I cannot travel with my guitar if it has any rosewood in it.  If I cross the border with my guitar, I will need a certificate.

 

Fairytale, though it has been fact for a while. Due to the relaxation of CITES-rules in the so-called  'Annotation 15', most rosewood species are now exempt. Unless you have a guitar with  Brazilian rosewood, for which there are much stricter rules.  

 

But with a guitar containing 'ordinary' rosewood you can travel within the EU and in most cases even sell the guitar. Please note that the rules for trade in rare wood species may vary from country to country. If you go on a trip with your guitar, please inquire if a type of wood is protected or not. In the Netherlands this can be done on the website of the Netherlands Enterprise Agency  (RVO). If you live abroad, please get in touch with the relevant authorities in your country if you want to travel with it or sell your guitar internationally.

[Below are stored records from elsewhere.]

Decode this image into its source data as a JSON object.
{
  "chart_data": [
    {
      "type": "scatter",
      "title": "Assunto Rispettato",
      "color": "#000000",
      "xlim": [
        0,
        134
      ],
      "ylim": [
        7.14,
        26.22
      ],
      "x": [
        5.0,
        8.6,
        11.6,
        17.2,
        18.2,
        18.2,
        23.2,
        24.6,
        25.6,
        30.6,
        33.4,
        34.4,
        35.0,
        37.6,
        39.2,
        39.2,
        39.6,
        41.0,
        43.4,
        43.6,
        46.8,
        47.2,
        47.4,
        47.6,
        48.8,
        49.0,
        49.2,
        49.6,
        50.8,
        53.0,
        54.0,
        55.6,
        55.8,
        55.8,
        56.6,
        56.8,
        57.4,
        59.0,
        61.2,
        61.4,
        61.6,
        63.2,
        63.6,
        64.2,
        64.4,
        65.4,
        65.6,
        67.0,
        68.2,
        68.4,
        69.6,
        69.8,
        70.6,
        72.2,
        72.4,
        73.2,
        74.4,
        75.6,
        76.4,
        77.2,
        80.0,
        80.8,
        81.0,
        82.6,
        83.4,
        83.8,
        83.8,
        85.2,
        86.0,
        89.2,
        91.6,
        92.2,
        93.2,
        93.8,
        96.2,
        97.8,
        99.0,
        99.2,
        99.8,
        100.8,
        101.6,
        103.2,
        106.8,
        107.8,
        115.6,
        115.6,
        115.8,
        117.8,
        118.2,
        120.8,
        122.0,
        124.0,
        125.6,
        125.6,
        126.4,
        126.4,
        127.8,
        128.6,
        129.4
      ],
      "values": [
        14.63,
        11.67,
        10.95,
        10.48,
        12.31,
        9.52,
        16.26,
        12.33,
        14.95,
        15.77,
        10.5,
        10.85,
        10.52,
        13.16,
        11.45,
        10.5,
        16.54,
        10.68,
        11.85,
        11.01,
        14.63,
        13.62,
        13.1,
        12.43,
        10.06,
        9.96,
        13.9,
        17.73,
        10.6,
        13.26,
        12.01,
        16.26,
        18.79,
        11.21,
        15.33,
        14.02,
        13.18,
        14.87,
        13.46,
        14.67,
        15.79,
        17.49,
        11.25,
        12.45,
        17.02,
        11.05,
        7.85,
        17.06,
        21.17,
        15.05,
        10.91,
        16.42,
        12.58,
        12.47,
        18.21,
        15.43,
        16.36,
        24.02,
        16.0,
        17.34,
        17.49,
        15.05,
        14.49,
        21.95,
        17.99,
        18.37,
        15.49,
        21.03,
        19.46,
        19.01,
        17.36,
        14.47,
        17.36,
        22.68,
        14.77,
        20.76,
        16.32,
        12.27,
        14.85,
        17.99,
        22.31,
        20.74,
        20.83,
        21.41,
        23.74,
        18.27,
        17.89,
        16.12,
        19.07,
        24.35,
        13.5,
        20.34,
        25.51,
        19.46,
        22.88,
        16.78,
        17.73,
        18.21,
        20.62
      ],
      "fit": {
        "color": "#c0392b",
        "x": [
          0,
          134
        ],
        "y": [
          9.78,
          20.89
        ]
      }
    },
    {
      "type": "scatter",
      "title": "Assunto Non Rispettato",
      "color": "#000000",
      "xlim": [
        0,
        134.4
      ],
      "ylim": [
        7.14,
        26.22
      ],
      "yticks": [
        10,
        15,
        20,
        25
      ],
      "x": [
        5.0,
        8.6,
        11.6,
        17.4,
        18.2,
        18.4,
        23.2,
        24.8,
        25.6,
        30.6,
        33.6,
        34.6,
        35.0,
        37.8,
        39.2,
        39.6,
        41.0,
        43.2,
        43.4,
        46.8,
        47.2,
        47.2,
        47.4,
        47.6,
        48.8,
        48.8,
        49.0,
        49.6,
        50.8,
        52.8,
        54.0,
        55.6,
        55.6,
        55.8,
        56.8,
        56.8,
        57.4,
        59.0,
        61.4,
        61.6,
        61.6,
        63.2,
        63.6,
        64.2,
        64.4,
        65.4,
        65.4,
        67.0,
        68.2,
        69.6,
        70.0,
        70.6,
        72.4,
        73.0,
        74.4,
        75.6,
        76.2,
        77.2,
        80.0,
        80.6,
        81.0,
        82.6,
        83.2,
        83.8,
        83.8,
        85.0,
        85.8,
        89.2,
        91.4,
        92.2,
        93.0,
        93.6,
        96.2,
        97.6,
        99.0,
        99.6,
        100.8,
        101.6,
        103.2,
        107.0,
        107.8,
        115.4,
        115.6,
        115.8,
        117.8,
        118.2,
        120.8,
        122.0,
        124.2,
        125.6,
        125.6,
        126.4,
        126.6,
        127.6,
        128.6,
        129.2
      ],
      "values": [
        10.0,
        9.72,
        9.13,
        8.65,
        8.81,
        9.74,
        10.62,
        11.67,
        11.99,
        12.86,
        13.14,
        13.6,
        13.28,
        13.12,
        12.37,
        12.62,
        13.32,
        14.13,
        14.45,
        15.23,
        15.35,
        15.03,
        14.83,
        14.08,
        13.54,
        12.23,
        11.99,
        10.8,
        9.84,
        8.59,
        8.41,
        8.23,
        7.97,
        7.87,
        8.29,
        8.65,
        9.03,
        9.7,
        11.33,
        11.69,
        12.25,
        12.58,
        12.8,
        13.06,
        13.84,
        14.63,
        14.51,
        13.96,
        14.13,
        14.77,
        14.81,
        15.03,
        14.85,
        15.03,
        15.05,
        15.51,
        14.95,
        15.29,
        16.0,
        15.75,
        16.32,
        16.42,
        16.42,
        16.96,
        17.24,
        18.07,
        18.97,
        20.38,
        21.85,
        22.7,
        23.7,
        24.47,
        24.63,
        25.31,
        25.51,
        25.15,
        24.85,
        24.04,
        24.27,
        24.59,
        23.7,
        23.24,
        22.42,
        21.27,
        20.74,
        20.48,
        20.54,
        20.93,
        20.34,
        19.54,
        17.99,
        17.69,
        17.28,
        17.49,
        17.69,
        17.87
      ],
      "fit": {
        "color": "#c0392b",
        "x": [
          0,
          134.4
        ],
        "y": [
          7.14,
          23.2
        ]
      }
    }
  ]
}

Good to know: it is up to the seller to take care of the necessary paperwork. So if you buy a guitar from the Fellowship of Acoustics, it is up to us to sort out the paperwork, if at all necessary.

 

If you need a certificate for travelling with a guitar, you can put in a request  at RVO.  If you do so an original receipt will surely come in handy, so if you have one for your guitar, make sure you keep it in a safe place. We recommend you do so for any guitar, because more and more wood species are becoming sparse. At The Fellowship of Acoustics we e-mail the receipt to our customers as a service: having a digital copy might be useful in the future.

 

Are you in any doubt about a certain type of wood in your guitar? Thanks to our extensive experience, we are often able to help. Just call or send us an e-mail.

 

 

If I buy a guitar with Brazilian rosewood, I can't cross the border with it.

 

Fact. Brazilian rosewood is categorized in the ‘Annex A’ of the CITES-rules. This means that transport- even within the EU- requires a certificate. In the Netherlands such a certificate can be obtained through the RVO, but only if you meet the right criteria.

 

If you live abroad please contact the relevant authorities for obtaining a CITES certificate. Make sure you do so well on time, as six weeks or more for processing such a request is very common. And, please, please, please… do NOT go on a trip without the necessary paperwork. If custom officials confiscate a guitar with Brazilian rosewood in it, you'll probably never see it again.

 

 

I want to build a new guitar with Brazilian rosewood, but that is now impossible.

 

Fairytale. As said before: it is up to the seller to take care of the necessary paperwork. There is still Brazilian rosewood available and under strict criteria, it can be used. Some smaller guitar builders still have stocks of Brazilian rosewood, but also big brands like Martin. That means you can buy a new Martin D28 with Brazilian Rosewood, including all the necessary CITES-papers that will enable you to get past customs with that guitar without any problems in the future.

 

 

In short: thanks to the relaxation of CITES-rules, most guitarists can buy, sell and travel with their beloved instrument, without needing any certificates!